If a binding contract has been formed, then withdrawing the job would amount to a breach of contract and you could take legal action to recover the financial losses flowing from that breach. However, the amount of damages you could recover would be very limited by virtue of the fact that your new employment, in theory, could be lawfully terminated by giving due notice after you had commenced working.
It seems that your best option is to try to retract your resignation from your current employer. However, they are under no obligation to allow that retraction.
Peter Stanway says the offer is a binding contract:
You have a binding contract if you emailed to accept the job and have resigned on the strength of it.
If you are still negotiating salary and have not signed the contract but this will be fact dependent and you certainly have an arguable case for a contract and loss resulting.
The extent of that loss is a grey area but there is a view that they would have been better off waiting for you to start and then following the notice provision rather than terminate before you start.
You need to mitigate your loss – try to persuade them to honour their offer, try to persuade your current employer to let you stay, and look for a new job (and keep proof).
***
View the original post:
Withdrawing an offer
***
3 Responses
Acceptance
The explanation of the situation does not state the employee accepted the offer. It appears to be a verbal conditional acceptance based on the salary being acceptable.
If we look at it from the employers point of view, if the acceptable salary expectations of the candidate were higher than the employer could afford, could they have sued the candidate for not starting to work for them by claiming they had a “contract”. I feel this is highly unlikely.
It could be acceptance was made, but the description clearly does not indicate anything other than a contract was signed but unreturned. Had it been signed and already in the post at the time of retraction I would agree that a contract was formed. By not returning it we can summise that the candidate was awaiting completion of negotiations to return the contract, knowing he/she could withdraw at any point.
Resignation from an existing job before negotiating a salary in the newly offered job was a risk the candidate took. We are not told if candidate made the employer aware of his/her resignation. They may not have been made aware as this would have disadvantaged the candidates salary negotiations.
Reading between the lines, the contract is likely to have contained a salary amount. It wouldn’t have been omitted or a space left blank for the candidate to fill in after successfull negotiations. My educated guess is that the candidate was holding on to the contract (therefore not accepting it) whilst trying to negotiate one with a higher salary.
From what information we are given, my opinion is – no contract.
Regards Steven
Legal position
My basic understanding of law is that for a contract you need both offer and acceptance.
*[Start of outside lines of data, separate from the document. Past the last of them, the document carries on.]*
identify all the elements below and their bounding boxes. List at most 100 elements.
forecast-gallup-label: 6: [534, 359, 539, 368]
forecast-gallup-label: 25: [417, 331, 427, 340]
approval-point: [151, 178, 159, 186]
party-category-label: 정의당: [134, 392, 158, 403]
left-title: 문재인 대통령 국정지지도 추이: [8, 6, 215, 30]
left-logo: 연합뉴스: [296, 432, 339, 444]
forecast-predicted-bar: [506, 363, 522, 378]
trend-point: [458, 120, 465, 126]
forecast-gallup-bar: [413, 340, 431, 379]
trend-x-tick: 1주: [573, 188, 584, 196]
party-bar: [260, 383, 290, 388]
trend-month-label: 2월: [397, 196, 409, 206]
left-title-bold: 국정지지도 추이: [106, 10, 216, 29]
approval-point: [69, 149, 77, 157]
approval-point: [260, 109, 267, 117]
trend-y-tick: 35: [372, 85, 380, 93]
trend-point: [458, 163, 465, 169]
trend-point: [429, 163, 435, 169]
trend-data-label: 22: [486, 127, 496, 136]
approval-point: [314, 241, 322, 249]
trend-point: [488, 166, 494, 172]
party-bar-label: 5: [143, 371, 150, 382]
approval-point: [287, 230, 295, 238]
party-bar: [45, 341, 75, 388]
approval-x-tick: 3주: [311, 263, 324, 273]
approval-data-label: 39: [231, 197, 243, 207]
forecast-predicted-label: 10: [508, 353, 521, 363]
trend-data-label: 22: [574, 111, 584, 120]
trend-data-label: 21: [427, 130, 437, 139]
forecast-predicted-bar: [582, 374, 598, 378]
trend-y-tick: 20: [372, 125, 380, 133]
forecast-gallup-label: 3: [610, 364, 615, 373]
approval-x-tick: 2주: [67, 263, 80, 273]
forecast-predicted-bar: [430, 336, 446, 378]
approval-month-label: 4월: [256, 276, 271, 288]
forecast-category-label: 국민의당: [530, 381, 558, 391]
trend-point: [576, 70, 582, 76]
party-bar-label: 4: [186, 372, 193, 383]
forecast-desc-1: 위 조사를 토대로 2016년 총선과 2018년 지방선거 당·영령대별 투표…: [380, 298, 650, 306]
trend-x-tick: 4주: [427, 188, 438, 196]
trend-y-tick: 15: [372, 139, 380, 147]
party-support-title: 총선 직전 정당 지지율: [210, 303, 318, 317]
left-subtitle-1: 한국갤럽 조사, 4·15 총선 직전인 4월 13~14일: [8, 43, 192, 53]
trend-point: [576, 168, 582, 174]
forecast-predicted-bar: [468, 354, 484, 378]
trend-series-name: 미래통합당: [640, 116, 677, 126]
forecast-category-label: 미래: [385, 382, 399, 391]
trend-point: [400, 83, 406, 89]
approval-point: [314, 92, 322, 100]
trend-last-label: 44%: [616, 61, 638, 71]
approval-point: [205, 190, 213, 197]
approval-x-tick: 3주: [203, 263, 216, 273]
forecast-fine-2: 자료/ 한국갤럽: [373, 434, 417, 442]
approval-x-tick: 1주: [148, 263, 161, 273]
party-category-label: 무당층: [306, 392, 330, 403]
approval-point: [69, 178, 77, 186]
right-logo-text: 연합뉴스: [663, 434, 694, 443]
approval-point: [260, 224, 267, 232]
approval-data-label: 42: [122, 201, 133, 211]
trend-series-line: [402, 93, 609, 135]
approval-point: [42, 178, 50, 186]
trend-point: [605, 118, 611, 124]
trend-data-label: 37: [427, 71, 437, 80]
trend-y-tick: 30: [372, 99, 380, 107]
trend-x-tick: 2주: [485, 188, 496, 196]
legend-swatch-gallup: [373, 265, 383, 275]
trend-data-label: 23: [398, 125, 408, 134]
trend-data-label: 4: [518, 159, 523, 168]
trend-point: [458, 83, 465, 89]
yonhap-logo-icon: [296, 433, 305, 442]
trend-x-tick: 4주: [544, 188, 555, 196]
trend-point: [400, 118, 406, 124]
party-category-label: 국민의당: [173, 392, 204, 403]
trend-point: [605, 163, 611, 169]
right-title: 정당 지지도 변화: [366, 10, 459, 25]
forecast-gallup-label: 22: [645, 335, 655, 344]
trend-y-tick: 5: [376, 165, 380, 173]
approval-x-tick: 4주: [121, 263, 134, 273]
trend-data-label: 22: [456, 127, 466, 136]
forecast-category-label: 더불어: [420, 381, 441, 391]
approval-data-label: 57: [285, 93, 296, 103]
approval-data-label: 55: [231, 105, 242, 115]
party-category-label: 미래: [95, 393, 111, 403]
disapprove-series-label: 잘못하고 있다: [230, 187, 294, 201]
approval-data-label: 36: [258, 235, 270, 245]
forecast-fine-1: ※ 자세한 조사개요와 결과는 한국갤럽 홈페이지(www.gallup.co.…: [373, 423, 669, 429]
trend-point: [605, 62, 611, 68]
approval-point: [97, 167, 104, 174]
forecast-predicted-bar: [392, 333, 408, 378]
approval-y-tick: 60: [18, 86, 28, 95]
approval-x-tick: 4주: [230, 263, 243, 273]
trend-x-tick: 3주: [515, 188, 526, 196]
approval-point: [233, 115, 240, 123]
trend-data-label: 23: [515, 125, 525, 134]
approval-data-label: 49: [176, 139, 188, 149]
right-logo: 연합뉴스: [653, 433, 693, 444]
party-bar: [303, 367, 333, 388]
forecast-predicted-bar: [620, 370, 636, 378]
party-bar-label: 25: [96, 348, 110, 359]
The paper contract being sent out is the offer, we are not told that acceptance took place.
An unreturned contract and negotiations over salary seem to point to the contract not been accepted by the potential employee at the time it was withdrawn.
It is a binding offer – but you can retract
Peter is right – a legal contract has already been entered to even though some details are still outstanding. Therefore, there could still be a claim for costs. However, the contract should include a notice period for terminating the contract so to mitigate any costs, the notice period should be given and paid in lieu.